Conservation Capital and Sustainable Economic Growth
PERE Working Paper #6
Posted: 8 Dec 1997
Date Written: July 1997
The key question addressed in this paper is: Does preservation of environmental quality inevitably conflict with economic growth? Concern for environmental protection in the dynamic context in the endogenous growth and environment literature has manifested itself almost exclusively in models which link the discharges of pollutants to the level of consumption or production activities and focus on abatement of pollution at the end-of-the-pipe. In contrast, this paper links pollution to the ineffective use of inputs in the process of production. It develops a macro-economic model in which pollution can be prevented at source by increasing the effectiveness with which inputs are applied in production thereby reducing input waste and pollution. The paper distinguishes between conservation capital, which is input productivity increasing and pollution reducing, and production capital which does not affect the pollution intensity of inputs. It demonstrates conditions under which individual preferences for environmental quality and private gains in input-productivity through investment in conservation capital can lead to rates of investment in conservation capital that reduce pollution to a sustainable level, even in the absence of environmental regulations.
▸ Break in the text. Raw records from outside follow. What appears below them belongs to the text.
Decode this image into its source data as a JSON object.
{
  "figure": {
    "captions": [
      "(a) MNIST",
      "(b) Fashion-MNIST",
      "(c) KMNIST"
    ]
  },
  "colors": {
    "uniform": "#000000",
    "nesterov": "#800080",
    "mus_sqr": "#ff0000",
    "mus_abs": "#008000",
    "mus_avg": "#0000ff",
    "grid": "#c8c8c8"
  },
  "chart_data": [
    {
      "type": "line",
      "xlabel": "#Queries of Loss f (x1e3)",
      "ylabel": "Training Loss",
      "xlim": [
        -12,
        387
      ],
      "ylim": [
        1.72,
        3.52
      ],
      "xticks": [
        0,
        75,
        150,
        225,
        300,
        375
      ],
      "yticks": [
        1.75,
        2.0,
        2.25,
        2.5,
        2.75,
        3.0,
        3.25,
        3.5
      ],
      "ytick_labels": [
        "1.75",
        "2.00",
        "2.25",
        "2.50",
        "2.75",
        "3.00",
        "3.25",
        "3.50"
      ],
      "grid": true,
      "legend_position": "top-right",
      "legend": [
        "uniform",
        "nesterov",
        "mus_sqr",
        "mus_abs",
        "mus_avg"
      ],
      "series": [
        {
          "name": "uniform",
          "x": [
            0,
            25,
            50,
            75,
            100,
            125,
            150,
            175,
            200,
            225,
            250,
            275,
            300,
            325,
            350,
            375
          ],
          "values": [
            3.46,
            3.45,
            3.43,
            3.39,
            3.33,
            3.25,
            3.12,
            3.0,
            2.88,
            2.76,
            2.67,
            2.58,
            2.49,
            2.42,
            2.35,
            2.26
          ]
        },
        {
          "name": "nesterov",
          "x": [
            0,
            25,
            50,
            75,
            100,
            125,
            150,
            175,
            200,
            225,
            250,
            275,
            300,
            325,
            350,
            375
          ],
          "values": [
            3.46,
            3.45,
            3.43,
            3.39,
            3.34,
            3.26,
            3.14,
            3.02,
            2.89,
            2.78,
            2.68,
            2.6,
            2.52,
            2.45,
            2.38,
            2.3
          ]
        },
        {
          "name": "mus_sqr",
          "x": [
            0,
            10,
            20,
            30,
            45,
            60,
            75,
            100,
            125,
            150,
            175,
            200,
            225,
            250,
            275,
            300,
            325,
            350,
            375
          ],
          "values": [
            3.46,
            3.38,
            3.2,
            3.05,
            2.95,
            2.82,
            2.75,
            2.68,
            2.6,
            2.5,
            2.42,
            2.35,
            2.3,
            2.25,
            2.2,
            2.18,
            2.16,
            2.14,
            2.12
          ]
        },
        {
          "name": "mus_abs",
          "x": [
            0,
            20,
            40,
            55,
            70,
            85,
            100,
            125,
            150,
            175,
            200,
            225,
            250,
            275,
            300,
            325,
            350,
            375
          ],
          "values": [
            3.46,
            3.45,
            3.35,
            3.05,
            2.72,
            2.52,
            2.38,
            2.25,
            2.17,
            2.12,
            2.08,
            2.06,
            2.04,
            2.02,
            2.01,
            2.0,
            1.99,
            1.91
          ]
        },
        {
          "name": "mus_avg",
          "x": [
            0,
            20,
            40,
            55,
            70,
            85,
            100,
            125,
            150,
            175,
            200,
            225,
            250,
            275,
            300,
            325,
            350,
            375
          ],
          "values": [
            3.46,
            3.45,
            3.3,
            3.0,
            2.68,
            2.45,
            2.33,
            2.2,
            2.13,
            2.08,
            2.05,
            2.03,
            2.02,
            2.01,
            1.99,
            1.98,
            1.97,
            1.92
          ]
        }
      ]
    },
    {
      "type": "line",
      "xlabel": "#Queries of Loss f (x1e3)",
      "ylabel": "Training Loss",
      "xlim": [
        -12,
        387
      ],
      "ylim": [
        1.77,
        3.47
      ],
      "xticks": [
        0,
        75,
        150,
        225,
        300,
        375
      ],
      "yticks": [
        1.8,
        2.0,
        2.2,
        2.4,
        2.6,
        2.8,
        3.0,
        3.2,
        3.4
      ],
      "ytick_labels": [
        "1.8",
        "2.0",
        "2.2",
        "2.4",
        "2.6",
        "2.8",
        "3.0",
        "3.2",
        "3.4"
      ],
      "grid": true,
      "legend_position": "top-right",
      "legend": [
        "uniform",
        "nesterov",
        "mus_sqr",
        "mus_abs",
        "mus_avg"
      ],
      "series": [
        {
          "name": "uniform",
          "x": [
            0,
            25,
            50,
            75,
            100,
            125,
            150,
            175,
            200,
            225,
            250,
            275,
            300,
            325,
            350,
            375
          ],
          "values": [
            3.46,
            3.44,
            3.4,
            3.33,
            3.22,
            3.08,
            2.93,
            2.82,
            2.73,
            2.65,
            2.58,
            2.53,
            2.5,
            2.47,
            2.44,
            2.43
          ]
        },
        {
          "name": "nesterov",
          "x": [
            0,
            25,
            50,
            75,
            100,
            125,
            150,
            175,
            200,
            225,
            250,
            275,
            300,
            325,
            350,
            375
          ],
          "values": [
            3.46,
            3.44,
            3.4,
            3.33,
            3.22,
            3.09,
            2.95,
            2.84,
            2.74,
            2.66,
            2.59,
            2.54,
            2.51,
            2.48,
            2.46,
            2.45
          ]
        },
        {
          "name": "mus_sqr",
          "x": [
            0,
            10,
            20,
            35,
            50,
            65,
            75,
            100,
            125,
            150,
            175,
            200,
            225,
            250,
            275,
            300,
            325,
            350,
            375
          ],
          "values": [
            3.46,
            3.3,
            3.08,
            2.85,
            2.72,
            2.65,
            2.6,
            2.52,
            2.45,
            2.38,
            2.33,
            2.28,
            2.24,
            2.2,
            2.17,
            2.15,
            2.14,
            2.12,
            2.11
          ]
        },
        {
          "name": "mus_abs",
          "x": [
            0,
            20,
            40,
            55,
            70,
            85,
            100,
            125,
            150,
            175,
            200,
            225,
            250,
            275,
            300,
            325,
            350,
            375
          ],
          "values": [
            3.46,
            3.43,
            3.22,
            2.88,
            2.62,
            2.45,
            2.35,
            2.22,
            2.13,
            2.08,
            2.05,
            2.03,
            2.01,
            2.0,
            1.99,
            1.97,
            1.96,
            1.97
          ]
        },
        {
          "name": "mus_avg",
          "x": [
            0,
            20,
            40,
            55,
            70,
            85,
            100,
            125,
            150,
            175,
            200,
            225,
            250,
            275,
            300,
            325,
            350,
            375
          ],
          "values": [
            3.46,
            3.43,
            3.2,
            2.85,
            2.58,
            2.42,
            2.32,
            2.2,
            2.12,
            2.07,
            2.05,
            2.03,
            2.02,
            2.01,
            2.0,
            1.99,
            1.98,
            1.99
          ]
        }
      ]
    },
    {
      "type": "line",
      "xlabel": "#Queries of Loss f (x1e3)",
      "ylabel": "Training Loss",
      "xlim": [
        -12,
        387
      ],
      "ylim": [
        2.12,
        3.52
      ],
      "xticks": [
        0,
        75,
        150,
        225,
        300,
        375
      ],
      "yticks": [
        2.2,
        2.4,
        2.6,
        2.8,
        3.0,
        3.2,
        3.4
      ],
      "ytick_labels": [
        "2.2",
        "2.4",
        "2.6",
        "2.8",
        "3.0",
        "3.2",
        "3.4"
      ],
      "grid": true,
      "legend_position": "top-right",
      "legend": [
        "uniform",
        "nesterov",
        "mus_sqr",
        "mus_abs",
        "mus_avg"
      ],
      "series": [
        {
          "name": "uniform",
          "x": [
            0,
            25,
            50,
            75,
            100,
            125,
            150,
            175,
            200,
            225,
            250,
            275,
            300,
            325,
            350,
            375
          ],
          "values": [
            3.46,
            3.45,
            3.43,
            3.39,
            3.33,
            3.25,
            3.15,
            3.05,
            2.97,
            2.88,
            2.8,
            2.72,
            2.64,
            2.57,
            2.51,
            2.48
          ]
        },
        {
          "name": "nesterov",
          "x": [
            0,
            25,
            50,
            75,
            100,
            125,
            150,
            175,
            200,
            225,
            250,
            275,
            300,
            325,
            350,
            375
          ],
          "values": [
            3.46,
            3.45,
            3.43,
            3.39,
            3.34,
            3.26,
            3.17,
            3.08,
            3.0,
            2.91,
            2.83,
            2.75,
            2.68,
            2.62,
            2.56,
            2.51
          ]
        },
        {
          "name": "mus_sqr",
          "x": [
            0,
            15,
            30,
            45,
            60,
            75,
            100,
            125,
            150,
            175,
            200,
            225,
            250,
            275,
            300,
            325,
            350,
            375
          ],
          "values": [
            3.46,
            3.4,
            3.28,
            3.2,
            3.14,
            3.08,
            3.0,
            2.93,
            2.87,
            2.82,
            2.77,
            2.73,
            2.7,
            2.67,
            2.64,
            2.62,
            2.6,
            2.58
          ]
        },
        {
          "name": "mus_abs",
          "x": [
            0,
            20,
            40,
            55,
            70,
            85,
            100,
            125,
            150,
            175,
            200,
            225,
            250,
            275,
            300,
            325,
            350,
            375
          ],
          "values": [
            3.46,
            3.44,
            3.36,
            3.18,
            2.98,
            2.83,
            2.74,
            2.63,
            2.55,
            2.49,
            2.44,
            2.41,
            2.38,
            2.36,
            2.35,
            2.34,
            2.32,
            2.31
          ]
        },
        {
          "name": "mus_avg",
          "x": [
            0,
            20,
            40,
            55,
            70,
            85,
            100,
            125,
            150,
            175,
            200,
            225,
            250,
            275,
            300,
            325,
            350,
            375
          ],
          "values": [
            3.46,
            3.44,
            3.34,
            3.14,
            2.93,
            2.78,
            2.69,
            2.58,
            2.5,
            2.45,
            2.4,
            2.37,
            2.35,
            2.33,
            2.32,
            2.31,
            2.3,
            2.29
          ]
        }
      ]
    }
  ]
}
However, when these conditions are not met, environmental policy in the form of an emissions-tax is required to maintain environmental quality constant. The paper demonstrates that environmental policy may lead to a sustainable balanced growth rate higher than the rate of growth in an unregulated economy, if the weight attached to environmental quality in individual preferences is high, the rate of time preference is low and output-elasticity of conservation capital is high. These conditions mitigate the intensity of the crowding-out effect of investment in conservation capital on growth rates by increasing the willingness of society to sacrifice present consumption and by increasing the productivity-effect of investment in conservation capital.